Global revenues from the sales of oncology molecular diagnostics are growing at more than 20% and currently account for approximately 10% of the roughly $5 billion molecular diagnostics market. While revenues from oncology molecular diagnostics currently make up less than 5% of total cancer testing revenue, this percentage is likely to reach 10% over the next five years. Molecular diagnostics for breast and colorectal cancer are likely to remain the two largest market segments. However, other oncology molecular diagnostics, including those for prostate cancer, lung cancer, bladder cancer, pancreatic cancer, and ovarian cancer, represent significant market growth opportunities.

Molecular tests for oncology enable extremely targeted cancer diagnosis as well as early detection through screening programs.

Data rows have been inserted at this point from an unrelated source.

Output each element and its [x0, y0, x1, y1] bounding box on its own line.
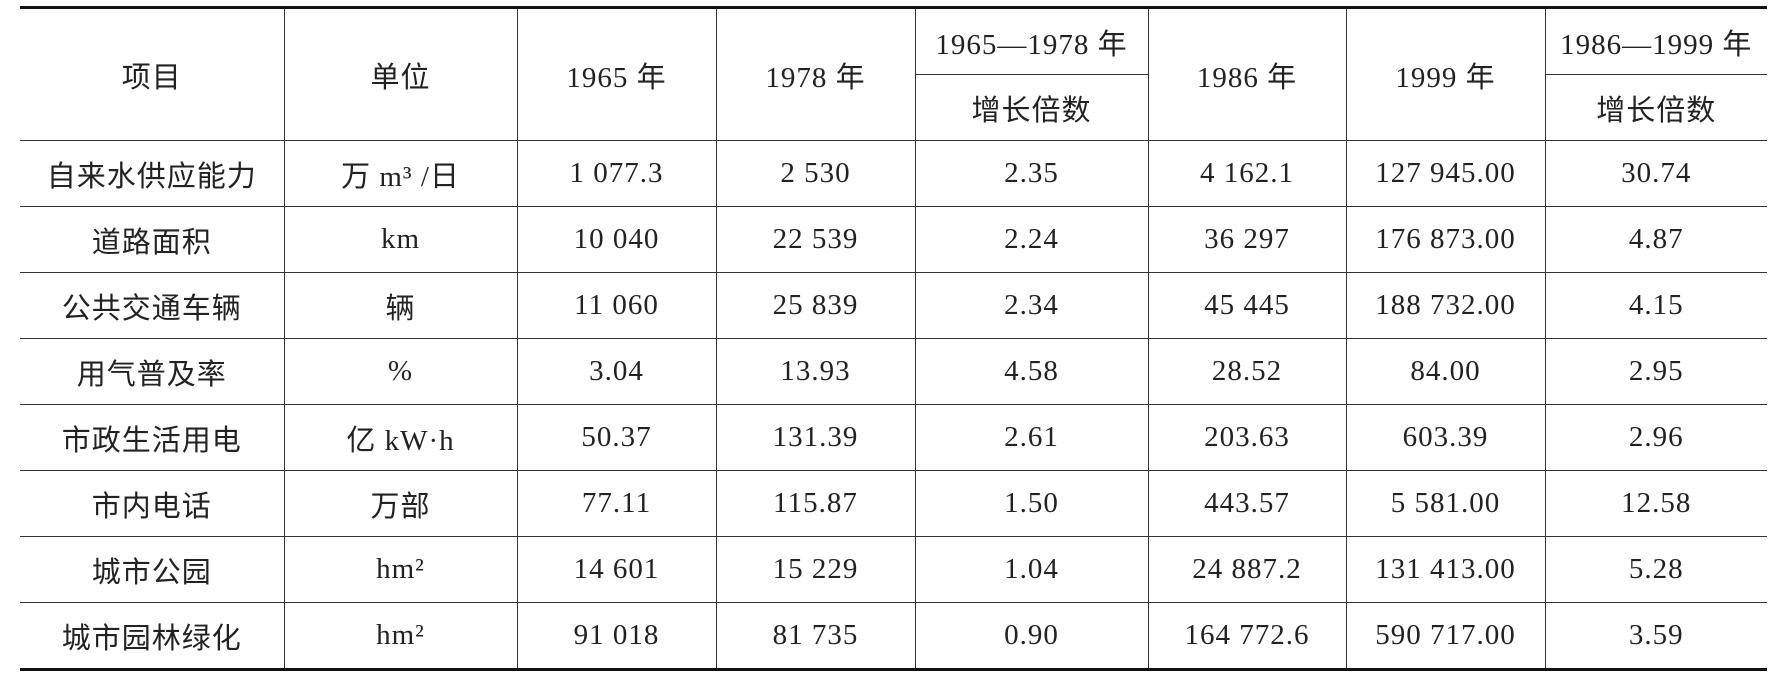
cell: 4.15 — [1544, 272, 1767, 339]
cell: 城市园林绿化 — [20, 602, 285, 670]
cell: 188 732.00 — [1345, 272, 1546, 339]
cell: 4.58 — [914, 338, 1149, 405]
cell: 12.58 — [1544, 470, 1767, 537]
cell: 2.96 — [1544, 404, 1767, 471]
header-cell: 1978 年 — [715, 7, 916, 141]
cell: 公共交通车辆 — [20, 272, 285, 339]
cell: 2.95 — [1544, 338, 1767, 405]
cell: 2.35 — [914, 140, 1149, 207]
cell: 22 539 — [715, 206, 916, 273]
cell: 131 413.00 — [1345, 536, 1546, 603]
cell: 亿 kW·h — [283, 404, 518, 471]
cell: % — [283, 338, 518, 405]
cell: 5.28 — [1544, 536, 1767, 603]
data-row: 城市公园 hm² 14 601 15 229 1.04 24 887.2 131 413.0… — [20, 536, 1767, 603]
header-row: 项目 单位 1965 年 1978 年 1965—1978 年 1986 年 1… — [20, 7, 1767, 141]
cell: 24 887.2 — [1147, 536, 1347, 603]
cell: 0.90 — [914, 602, 1149, 670]
cell: 1 077.3 — [516, 140, 717, 207]
cell: hm² — [283, 602, 518, 670]
cell: hm² — [283, 536, 518, 603]
cell: 4 162.1 — [1147, 140, 1347, 207]
cell: 603.39 — [1345, 404, 1546, 471]
cell: 1.04 — [914, 536, 1149, 603]
cell: km — [283, 206, 518, 273]
cell: 10 040 — [516, 206, 717, 273]
data-row: 自来水供应能力万 m³ /日 1 077.3 2 530 2.35 4 162.1 127… — [20, 140, 1767, 207]
data-table: 项目 单位 1965 年 1978 年 1965—1978 年 1986 年 1… — [20, 6, 1767, 671]
cell: 28.52 — [1147, 338, 1347, 405]
data-row: 用气普及率% 3.04 13.93 4.58 28.52 84.00 2.95 — [20, 338, 1767, 405]
cell: 用气普及率 — [20, 338, 285, 405]
cell: 176 873.00 — [1345, 206, 1546, 273]
header-cell: 1965—1978 年 — [914, 7, 1149, 75]
cell: 14 601 — [516, 536, 717, 603]
cell: 万 m³ /日 — [283, 140, 518, 207]
cell: 市政生活用电 — [20, 404, 285, 471]
cell: 91 018 — [516, 602, 717, 670]
data-row: 城市园林绿化 hm² 91 018 81 735 0.90 164 772.6 590 71… — [20, 602, 1767, 670]
cell: 5 581.00 — [1345, 470, 1546, 537]
header-cell: 1986 年 — [1147, 7, 1347, 141]
header-cell: 1986—1999 年 — [1544, 7, 1767, 75]
cell: 2 530 — [715, 140, 916, 207]
cell: 115.87 — [715, 470, 916, 537]
header-cell: 1965 年 — [516, 7, 717, 141]
header-cell: 1999 年 — [1345, 7, 1546, 141]
data-row: 道路面积 km 10 040 22 539 2.24 36 297 176 873.00 4.… — [20, 206, 1767, 273]
header-cell: 项目 — [20, 7, 285, 141]
header-row: 增长倍数 增长倍数 — [20, 74, 1767, 141]
cell: 45 445 — [1147, 272, 1347, 339]
cell: 万部 — [283, 470, 518, 537]
cell: 13.93 — [715, 338, 916, 405]
cell: 2.24 — [914, 206, 1149, 273]
header-cell: 增长倍数 — [1544, 74, 1767, 141]
cell: 164 772.6 — [1147, 602, 1347, 670]
cell: 77.11 — [516, 470, 717, 537]
cell: 2.34 — [914, 272, 1149, 339]
cell: 2.61 — [914, 404, 1149, 471]
cell: 自来水供应能力 — [20, 140, 285, 207]
cell: 4.87 — [1544, 206, 1767, 273]
cell: 辆 — [283, 272, 518, 339]
header-cell: 增长倍数 — [915, 74, 1149, 141]
cell: 131.39 — [715, 404, 916, 471]
cell: 443.57 — [1147, 470, 1347, 537]
cell: 11 060 — [516, 272, 717, 339]
data-row: 市内电话 万部 77.11 115.87 1.50 443.57 5 581.00 12.58 — [20, 470, 1767, 537]
cell: 36 297 — [1147, 206, 1347, 273]
cell: 道路面积 — [20, 206, 285, 273]
cell: 15 229 — [715, 536, 916, 603]
header-cell: 单位 — [283, 7, 518, 141]
cell: 590 717.00 — [1345, 602, 1546, 670]
cell: 30.74 — [1544, 140, 1767, 207]
cell: 3.59 — [1544, 602, 1767, 670]
cell: 127 945.00 — [1345, 140, 1546, 207]
cell: 城市公园 — [20, 536, 285, 603]
cell: 81 735 — [715, 602, 916, 670]
cell: 25 839 — [715, 272, 916, 339]
table-body: 项目 单位 1965 年 1978 年 1965—1978 年 1986 年 1… — [20, 7, 1767, 670]
cell: 50.37 — [516, 404, 717, 471]
cell: 84.00 — [1345, 338, 1546, 405]
cell: 市内电话 — [20, 470, 285, 537]
data-row: 市政生活用电亿 kW·h 50.37 131.39 2.61 203.63 603.39 2… — [20, 404, 1767, 471]
cell: 203.63 — [1147, 404, 1347, 471]
data-row: 公共交通车辆辆 11 060 25 839 2.34 45 445 188 732.00 4… — [20, 272, 1767, 339]
cell: 1.50 — [914, 470, 1149, 537]
cell: 3.04 — [516, 338, 717, 405]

Additionally, with highly sensitive and extremely specific protocols, oncology molecular diagnostics support accurate and appropriate therapy selection. Oncology molecular diagnostics have had the greatest impact on the diagnosis and treatment of breast and colorectal cancer, with multiple tests widely incorporated in clinical practice. More importantly, these novel oncology molecular diagnostics have reduced mortality due to cancer.

Oncology molecular diagnostic tests are reimbursed at very high levels—as much as several thousands of dollars—when compared to other in vitro diagnostics. Higher reimbursement is based on value and cost-savings that can be achieved through the provision of laboratory-developed tests (LDTs).

Advances in technology will allow clinical labs to carry out oncology molecular diagnostic testing in a high-throughput manner. [Chitra Tatachar/Fotolia]

Laboratory-Developed Tests

LDTs allow suppliers to skip the lengthy time for U.S. Food and Drug Administration regulatory review and instead operate as a Clinical Laboratory Improvement Amendments (CLIA)-regulated laboratory, performing tests in-house and marketing services to the medical community immediately. Moreover, suppliers can avoid Current Procedural Terminology (CPT) coding and negotiate with each payer to set prices individually, a long and enduring process to get coverage and market to all potential patients and physicians. Finally, the provision of LDTs allows for suppliers to continually support prognostic clinical trials and collect data for payers to examine.

The greatest driver of the oncology molecular diagnostics market is the growing demand for targeted clinical sequencing panels that necessitate next-generation sequencing technology. While the use of sequencing in clinical applications is at its nascent stage, it is expected to increase as the cost of sequencing further decreases toward the $1,000 genome milestone. The market price per genome for whole genome sequencing is expected to hover around $4,000 for the full year 2012. However, by next year, many of the CLIA-certified diagnostic laboratories that were previously barred from the technology due to its high costs are expected to incorporate next-generation sequencing clinical tests.

With next-generation sequencing, laboratories will be able to perform very sensitive oncology molecular diagnostic testing in an incredibly high-throughput fashion. The rapid evolution of clinical sequencing using next-generation technology will also lead to the very rapid development of many new clinical biomarkers and tests. Although challenges associated with data management and analytics are likely to remain a hurdle, these laboratories recognize that the incorporation of next-generation sequencing is essential to their cancer care protocols.

Next-generation sequencing will ultimately become an essential diagnostic platform among molecular pathologists. Fittingly, technology vendors are aggressively pursuing the market with expectations that as much as half of their next-generation sequencing related revenues will come from clinical applications by 2015.